En troisième lieu, et pour quitter l’atmosphère délétère des couloirs de l’Assemblée, l’une des conclusions les plus fortes de la réflexion de Jouvenel sur le pouvoir réside dans l’idée que celui-ci tend spontanément à s’accroître souvent même de manière paradoxale. Au nom de la liberté hier, de l’égalité aujourd’hui, toute l’évolution de nos sociétés tend à réduire celles-ci au face à face entre les individus et l’Etat. Entre les deux, « la lutte contre la cellule familiale n’est jamais achevée. » Le mariage et la famille ont d’abord été présentés comme des moyens d’oppression dont il fallait se défaire, et l’exemple est donné au plus haut niveau. Mais, au nom de l’égalité, et pour achever la bête, on réclame aujourd’hui une reconnaissance sociale d’unions fondées non sur l’objectivité anthropologique, mais sur la préférence individuelle. Le résultat de cette dérive nous a été fourni par l’INSEE dans son dernier rapport : entre 1990 et 2009, le nombre des familles monoparentales a été multiplié par 1,7. Ce phénomène correspond aux catégories sociales les plus défavorisées et engendre les situations les plus précaires. Mais cela renforce évidemment l’Etat-Providence, « une puissance bienfaisante » veillant « sur chaque homme depuis le berceau jusqu’à la tombe… un immense matriarcat, puisqu’on dit que la puissance collective doit être animée de sentiments maternels ». De cet Etat, les socialistes sont les partisans affichés, mais observons attentivement les prétendus « humanistes », la différence est mince, et l’ambition identique : le pouvoir, le pouvoir, vous dis-je !

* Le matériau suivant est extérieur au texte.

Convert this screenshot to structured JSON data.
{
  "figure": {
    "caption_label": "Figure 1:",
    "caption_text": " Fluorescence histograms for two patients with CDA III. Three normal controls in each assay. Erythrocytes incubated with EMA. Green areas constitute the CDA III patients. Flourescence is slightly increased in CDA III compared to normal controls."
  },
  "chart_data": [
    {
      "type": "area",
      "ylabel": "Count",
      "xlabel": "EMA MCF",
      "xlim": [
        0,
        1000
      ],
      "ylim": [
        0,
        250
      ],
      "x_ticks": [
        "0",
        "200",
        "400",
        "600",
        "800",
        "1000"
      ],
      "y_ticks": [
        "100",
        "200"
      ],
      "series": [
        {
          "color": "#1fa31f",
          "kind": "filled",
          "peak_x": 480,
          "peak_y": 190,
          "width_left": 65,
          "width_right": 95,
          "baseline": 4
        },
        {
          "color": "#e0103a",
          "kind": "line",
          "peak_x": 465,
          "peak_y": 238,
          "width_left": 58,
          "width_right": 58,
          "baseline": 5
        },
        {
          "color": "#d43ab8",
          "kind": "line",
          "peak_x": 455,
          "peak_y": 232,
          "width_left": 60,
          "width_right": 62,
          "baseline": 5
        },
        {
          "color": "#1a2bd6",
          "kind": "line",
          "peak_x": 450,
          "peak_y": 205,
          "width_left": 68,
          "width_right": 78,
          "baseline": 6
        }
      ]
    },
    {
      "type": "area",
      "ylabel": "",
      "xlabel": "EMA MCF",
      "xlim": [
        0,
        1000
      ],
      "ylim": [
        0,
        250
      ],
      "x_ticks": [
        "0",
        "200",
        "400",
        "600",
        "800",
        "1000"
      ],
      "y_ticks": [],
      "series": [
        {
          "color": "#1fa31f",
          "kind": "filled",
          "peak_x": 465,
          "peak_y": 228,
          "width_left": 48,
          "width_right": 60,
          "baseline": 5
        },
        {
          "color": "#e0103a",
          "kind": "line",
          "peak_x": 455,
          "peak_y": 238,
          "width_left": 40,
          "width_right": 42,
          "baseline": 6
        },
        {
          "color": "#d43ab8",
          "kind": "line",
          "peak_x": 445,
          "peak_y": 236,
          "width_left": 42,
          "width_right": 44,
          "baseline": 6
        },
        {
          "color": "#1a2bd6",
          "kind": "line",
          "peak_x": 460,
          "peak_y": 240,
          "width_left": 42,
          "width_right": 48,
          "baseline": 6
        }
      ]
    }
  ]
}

Enfin, cet empressement autour du pouvoir oblige désormais à occuper la place éminemment stratégique des médias. La loi n’est plus la règle suprême de la vie collective, à laquelle on ne devrait toucher que rarement et en tremblant, elle est le moyen d’attirer un moment l’attention du public en évitant ensuite qu’il s’intéresse de trop près à une mise en œuvre douteuse et à des résultats incertains. « La loi a cessé de présider à une nécessité supérieure… elle est devenue l’expression des passions du moment… ce qu’on nomme activité législative n’est qu’un ouvrage hâtif des intérêts à courte vue et des pouvoirs aveugles. » Les demi-mesures qui se voulaient subtiles du gouvernement passé comme les mesures nuisibles de l’actuel, l’absence de réformes structurelles nécessaires de la part des deux mettent la France dans un état d’hébétude qu’elle ne quittera que dans la crise. Les amortisseurs sociaux, notre modèle, dont certains sont si fiers, sont notre morphine. Non seulement, elle ne guérit pas, mais encore elle accentue la maladie. Or pour soigner le malade, c’est une thérapie de choc qui serait nécessaire et qui commencerait par écarter les charlatans. A notre frontière, se trouve un pays qui les écarte régulièrement. C’est la Suisse qui fait appel à la Démocratie Directe, au référendum d’initiative populaire. Je pense, pour ma part, que c’est le plus sûr moyen d’arrêter la pente fatale du pouvoir.